Rob Rockitt: 35 years!
Steve Whiteman: Yeah so what (laughs)
Rob Rockitt: Did you ever think when you started out in the Shooz that you would still be doing it this long?
Steve Whiteman: that is kind of like saying, when am I going to die. You don’t put a time limit on it. As long as people are digging it, and you are doing it, and having a good time doing it, and making a living at it, you keep going. Stones, Aerosmith, all those bands that continue to do it, cause there is a love and a passion for it. Of course, they make a hell of a lot more money than they do, but they don’t need the money at this point in their life. They just do it because they love it. You don’t put a door or a window up. You just keep going forward. When nobody wants you anymore, I guess its done.

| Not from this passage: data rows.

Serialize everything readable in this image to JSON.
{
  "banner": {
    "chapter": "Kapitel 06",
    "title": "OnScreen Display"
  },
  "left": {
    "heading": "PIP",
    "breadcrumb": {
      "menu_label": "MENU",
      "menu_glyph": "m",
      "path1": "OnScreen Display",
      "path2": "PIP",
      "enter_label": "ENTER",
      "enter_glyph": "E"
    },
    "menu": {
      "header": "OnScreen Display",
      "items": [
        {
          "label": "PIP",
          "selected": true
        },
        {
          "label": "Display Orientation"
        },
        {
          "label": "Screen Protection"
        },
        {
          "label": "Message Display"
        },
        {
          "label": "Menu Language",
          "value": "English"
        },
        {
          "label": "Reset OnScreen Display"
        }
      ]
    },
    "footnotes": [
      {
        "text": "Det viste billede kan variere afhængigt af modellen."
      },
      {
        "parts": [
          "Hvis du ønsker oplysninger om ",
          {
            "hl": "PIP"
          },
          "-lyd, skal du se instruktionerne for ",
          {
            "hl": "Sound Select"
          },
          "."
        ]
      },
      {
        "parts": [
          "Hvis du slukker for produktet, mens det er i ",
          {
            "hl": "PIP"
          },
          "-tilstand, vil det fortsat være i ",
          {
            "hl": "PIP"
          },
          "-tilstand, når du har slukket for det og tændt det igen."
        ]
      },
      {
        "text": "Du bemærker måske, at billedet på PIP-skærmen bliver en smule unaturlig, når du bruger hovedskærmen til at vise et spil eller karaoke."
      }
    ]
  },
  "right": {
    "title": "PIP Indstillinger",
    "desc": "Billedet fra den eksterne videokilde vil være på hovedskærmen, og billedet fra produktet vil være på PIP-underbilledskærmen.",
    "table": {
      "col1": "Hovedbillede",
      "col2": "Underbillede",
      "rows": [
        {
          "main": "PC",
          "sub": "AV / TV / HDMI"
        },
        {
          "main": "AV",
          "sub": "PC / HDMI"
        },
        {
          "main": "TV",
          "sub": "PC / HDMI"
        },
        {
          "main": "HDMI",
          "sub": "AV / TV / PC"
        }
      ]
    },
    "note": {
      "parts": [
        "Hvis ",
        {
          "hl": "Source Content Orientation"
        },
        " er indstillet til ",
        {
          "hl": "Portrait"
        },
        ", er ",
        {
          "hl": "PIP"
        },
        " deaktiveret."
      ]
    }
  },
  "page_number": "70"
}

Rob Rockitt: There is an alarming trend right now, where a few bands from the 80’s are starting to put in their retirement notices, and starting to call it quits.
Steve Whiteman: That is because they are old and out of shape (laughs), they don’t do P90X. Going back to your other question, a band that my kids turned me on to, is a band called Fun.
Ryo Vie: That’s a good band.
Steve Whiteman: I really love that band. I’ve seen them live a couple of times. They are amazing. That guy (Nate Ruess) sings better than anybody I have ever heard. He is amazing, he is a good front man, the band is phenomenal. They play great songs. I hear my kids play their music all of the time, so I am real familiar with it. I drove them to the 9:30 club in D.C., I didn’t want them to drive to D.C. by themselves. When I got there, I was blown away. I had a great time. We saw them again here, when they played at Merriweather.
Ryo Vie: So you were the coolest dad in the world.
Steve Whiteman: Absolutely, for that evening anyway. It was a night like tonight, it was sold out. 20,000 people.
Rob Rockitt: In closing,the new album is coming out, what does the future hold for Kix?
Steve Whiteman: I don’t think of it like that. Whatever comes our way, if it makes sense we will do it. If we would get some airplay in Europe or Japan, we would probably hop over and do some shows there. You gotta wait and see what it brings, at this point, we won’t know until its out there an how it is accepted. It may tank, or it may slowly do something. If it does anything like the Winery Dogs, we would be blessed, but those guys are kinda good.
Ryo Vie: You guys are kinda good too.
Rob Rockitt: Get on a bill with them.
Steve Whiteman: We are label mates so that could be a possibility.
Ryo Vie: Kix, Winery Dogs and Halestorm
Steve Whiteman: Wouldn’t that kill!
Ryo Vie: That would be an awesome tour!